Exceptions and Future Enhancements
The Standby notification server is limited in its role. It is not an exact copy of the Primary. There are many reasons to think of it as one, but there are important differences and exceptions. These are listed here.
Note that most of these exceptions are mitigated in the case of using child servers that do most of the monitoring, and that report results (over TCG) to both Primary and Standby parents.
Here's what's not duplicated:
- Cloud Hub: Cloud Hub configurations are not copied to the Standby server. As Cloud Hub is generally very easy to configure, however, this is not much of an exception. Future versions of the Standby notification server may include Cloud Hub connector configuration copies and associated double monitoring.
- Network Discovery: NeDi data is not synchronized to the Standby notification server. This includes network data capture containers. This may be added in a future version as well.

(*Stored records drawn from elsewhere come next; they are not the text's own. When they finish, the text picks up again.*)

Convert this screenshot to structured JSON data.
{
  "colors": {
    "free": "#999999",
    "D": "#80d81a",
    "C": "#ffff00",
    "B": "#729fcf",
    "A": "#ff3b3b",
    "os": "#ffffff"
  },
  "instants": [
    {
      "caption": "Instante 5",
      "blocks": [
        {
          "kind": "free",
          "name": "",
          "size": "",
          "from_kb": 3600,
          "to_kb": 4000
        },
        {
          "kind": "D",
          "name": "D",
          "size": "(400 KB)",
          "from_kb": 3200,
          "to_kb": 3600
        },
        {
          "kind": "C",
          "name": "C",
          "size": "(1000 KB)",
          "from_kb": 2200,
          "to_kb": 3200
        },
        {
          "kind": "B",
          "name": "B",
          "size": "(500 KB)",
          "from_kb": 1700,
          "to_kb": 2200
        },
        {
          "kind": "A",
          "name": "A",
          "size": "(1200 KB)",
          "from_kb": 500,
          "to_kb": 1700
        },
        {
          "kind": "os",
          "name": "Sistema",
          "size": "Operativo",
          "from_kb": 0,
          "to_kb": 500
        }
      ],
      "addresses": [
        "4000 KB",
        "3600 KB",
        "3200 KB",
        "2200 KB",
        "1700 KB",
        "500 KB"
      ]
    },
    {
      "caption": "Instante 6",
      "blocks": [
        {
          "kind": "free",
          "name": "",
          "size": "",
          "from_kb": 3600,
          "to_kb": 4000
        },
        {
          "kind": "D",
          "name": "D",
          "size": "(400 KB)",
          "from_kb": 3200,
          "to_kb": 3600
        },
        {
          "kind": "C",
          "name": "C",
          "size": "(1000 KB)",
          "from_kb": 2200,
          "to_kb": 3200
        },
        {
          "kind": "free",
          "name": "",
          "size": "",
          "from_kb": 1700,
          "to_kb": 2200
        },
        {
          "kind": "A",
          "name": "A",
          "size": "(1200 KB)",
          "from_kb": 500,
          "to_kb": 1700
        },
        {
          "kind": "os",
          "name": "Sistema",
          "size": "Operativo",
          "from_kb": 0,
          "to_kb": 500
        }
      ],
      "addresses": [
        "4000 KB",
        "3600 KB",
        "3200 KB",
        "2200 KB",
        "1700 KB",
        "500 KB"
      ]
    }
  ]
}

- Connectors: Other Transit Connection Generator (TCG) connectors, such as the Elastic connector, are not replicated to the Standby. As these are typically deployed independent of GroundWork Monitor itself, this is by design.
- GDMA externals, auto-setup instructions: If you are using GDMA without Child servers, you can set the reporting of results to go to two (or more) target servers by listing them as a comma-delimited list in the Target Server directive of the GDMA agent, typically in the host external. See the GDMA documentation for more information. However, GDMA will only look for new configuration files at the first member of this list, typically the Primary server. This means that should the Primary server fail, GDMA will not accept new changes to its configuration. This is usually not an issue. The GDMA will continue operating for the time defined in the time value (ref), which is 3 days by default. This is the time you have in which to recover the Primary server.
You can also configure GDMA to connect and report to Child servers, which removes the requirement to list multiple targets. However, in this case the target proxies the configuration file request to the Parent, and this is also set to the Primary, so you still need to recover it within the time allotted.
Auto-setup instructions and triggers are also treated in the same way as externals as far as GDMA is concerned. They are installed on the Primary, and placing them on the Standby will have no effect.
- Nagios Notifications: In some cases using the notification manager for notifications is not sufficiently robust, or you may have a significant investment in the configuration of Nagios for notification that you wish to continue to use. As of version 1.0.0, this standby server doesn't switch enabling and disabling notification via Nagios. This is planned for a future version.